McWilliams found the Facebook page for the Langdon Area Schools and got in contact. The only hints as to who the owner could be rested in what could be found on the ring itself. The initials of TAH, a wrestler, and the year were only clues that the school and, subsequently ,the community could use to determine who the ring belonged to. It was here that the true power and reach of Facebook was showcased.
“As soon as we received the message, the teachers sprung into action,” Melissa Hiltner said.
First, Jenny Throndset Romfo called her father, Dennis Throndset, who looked it up in his old yearbooks while at the same time, Darby Hart posted it to a Facebook group called “Growing up in Langdon”.
“What would have taken weeks took under a half an hour,” Dennis Throndset said.
Throndset explained that had McWilliams called the school, and then they in turn called him, the task of finding and getting Heck’s ring back to him would have taken at least a couple weeks.
“Yearbooks are a great resource, but the ability to answer questions about past graduates takes a little time when using that source,” Throndset said.
Once the story had been posted to the Facebook group “Growing up in Langdon”, a class mate of Heck’s, Paul Rohde, saw the ring and immediately knew it had to be Heck’s.
“Paul Rohde tagged me on Facebook and asked if I had lost my ring,” Heck said.
The whole process that would have taken weeks before Facebook took less than half an hour. Once Heck was notified that his ring had been found and who to contact in order to get it back the ring was back, in his possession within a few days.

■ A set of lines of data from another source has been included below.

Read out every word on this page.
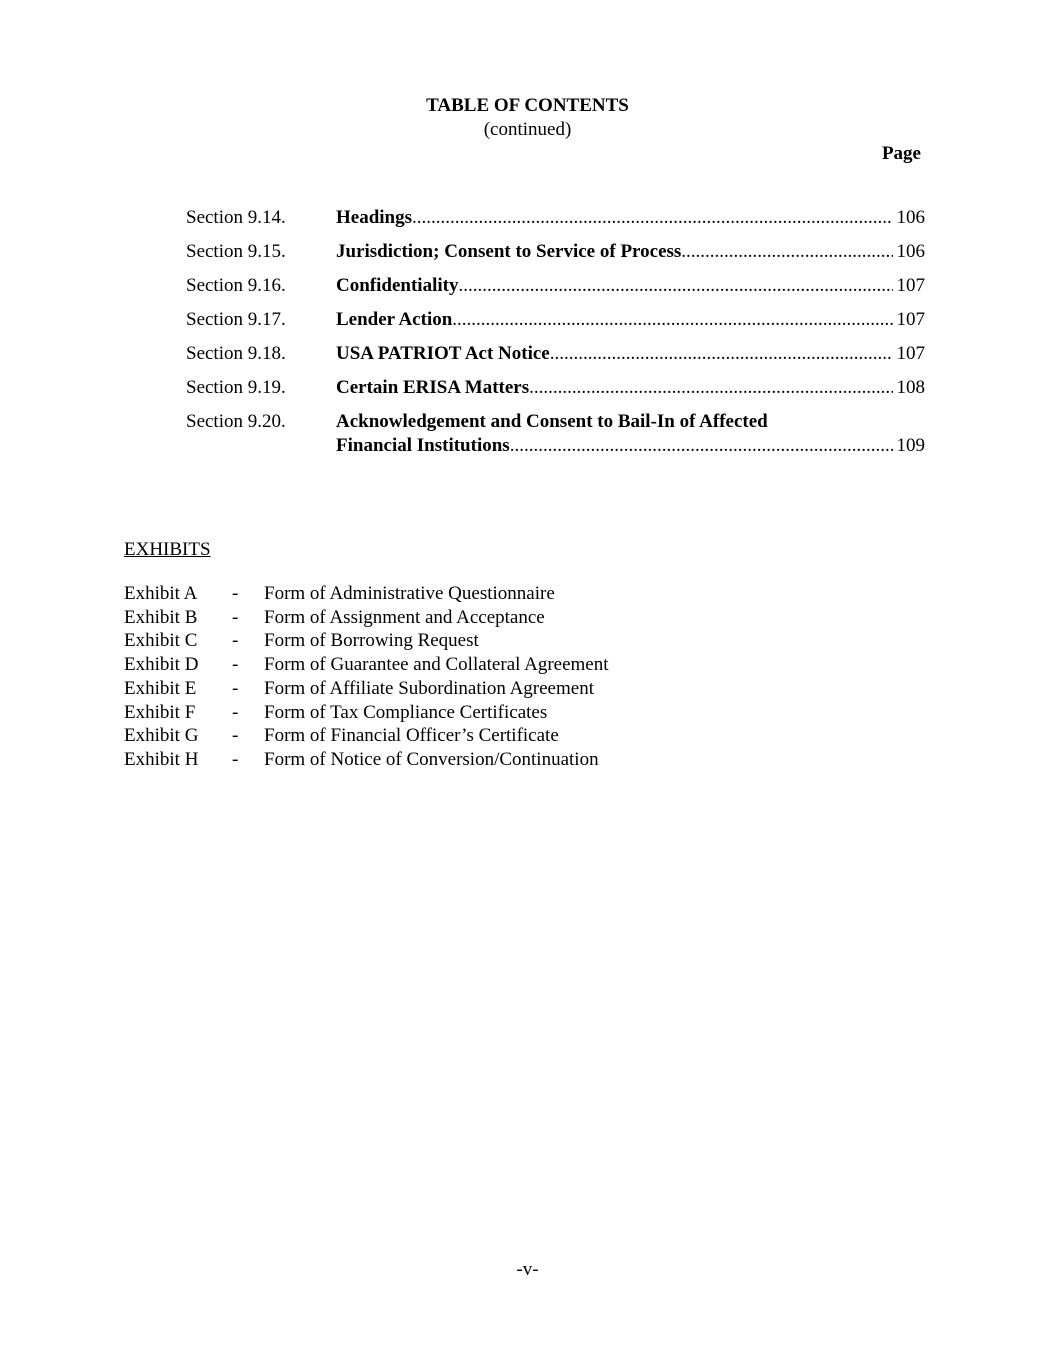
TABLE OF CONTENTS
(continued)
Page
Section 9.14.	Headings .....	106
Section 9.15.	Jurisdiction; Consent to Service of Process .....	106
Section 9.16.	Confidentiality .....	107
Section 9.17.	Lender Action .....	107
Section 9.18.	USA PATRIOT Act Notice .....	107
Section 9.19.	Certain ERISA Matters .....	108
Section 9.20.	Acknowledgement and Consent to Bail-In of Affected
Financial Institutions .....	109
EXHIBITS
Exhibit A	-	Form of Administrative Questionnaire
Exhibit B	-	Form of Assignment and Acceptance
Exhibit C	-	Form of Borrowing Request
Exhibit D	-	Form of Guarantee and Collateral Agreement
Exhibit E	-	Form of Affiliate Subordination Agreement
Exhibit F	-	Form of Tax Compliance Certificates
Exhibit G	-	Form of Financial Officer’s Certificate
Exhibit H	-	Form of Notice of Conversion/Continuation
-v-
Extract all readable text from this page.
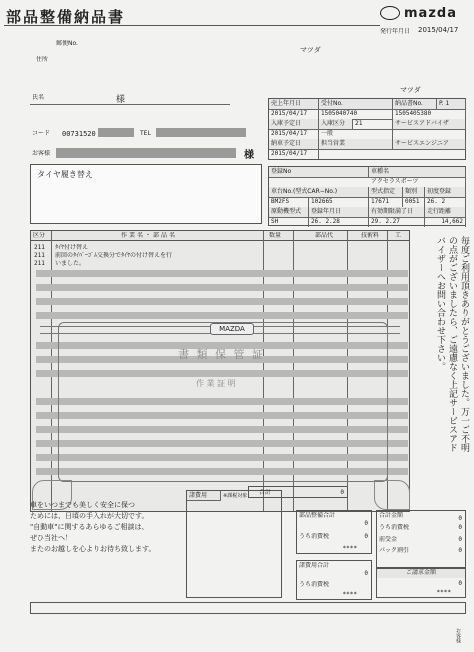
部品整備納品書	mazda
発行年月日 2015/04/17
郵便No.
住所
マツダ
マツダ
氏名	様
コード 00731520	TEL
お客様	様
売上年月日	受付No.	納品書No.	P. 1
2015/04/17	1505040740	1505405380
入庫予定日	入庫区分	21	サービスアドバイザ
2015/04/17	一般
納車予定日	担当営業	サービスエンジニア
2015/04/17
タイヤ履き替え	登録No	車種名
アクセラスポーツ
車台No.(型式CAR−No.)	型式指定	類別	初度登録
BM2FS	102665	17671	0051	26. 2
原動機型式	登録年月日	有効期限満了日	走行距離
SH	26. 2.28	29. 2.27	14,662
区分	作業名・部品名	数量	部品代	技術料	工
211 ﾀｲﾔ付け替え
211 前回のﾀｲﾊﾞｰｺﾞﾑ交換分でﾀｲﾔの付け替えを行
211 いました。
MAZDA
書 類 保 管 証
作 業 証 明	毎度ご利用頂きありがとうございました。万一ご不明の点がございましたら、ご遠慮なく上記サービスアドバイザーへお問い合わせ下さい。
車をいつまでも美しく安全に保つ
ためには、日頃の手入れが大切です。
"自動車"に関するあらゆるご相談は、
ぜひ当社へ！
またのお越しを心よりお待ち致します。
諸費用	※課税対象 合計	0
部品整備合計
0
うち消費税	0
****
諸費用合計
0
うち消費税
****
合計金額	0
うち消費税	0
前受金	0
パック割引	0
ご請求金額
0
****
お客様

“It’s great to get the ring back. There’s no real monetary value that’s attached to the ring but the sentimental value and memories are what couldn’t be replaced,” Heck said.
The chance to give someone back a lost memento was very rewarding for McWilliams as well as be a part of such an amazing story.
“I was excited to meet him and give him his ring back. It’s pretty cool to be a part of a story like this,” McWilliams said.
Now that Heck has his class ring back, a new memory can be added to all the things the ring conjures up for him.
“I’d like to thank everyone in North Dakota, Paul Rohde in Texas, and Oklahoma for making this possible,” Heck said.
Overall the experience has certainly proved a memorable one and shown that sometimes the powers of social media and the Internet, in general, can make anything possible. Even defying the odds and returning a stolen ring to its owner.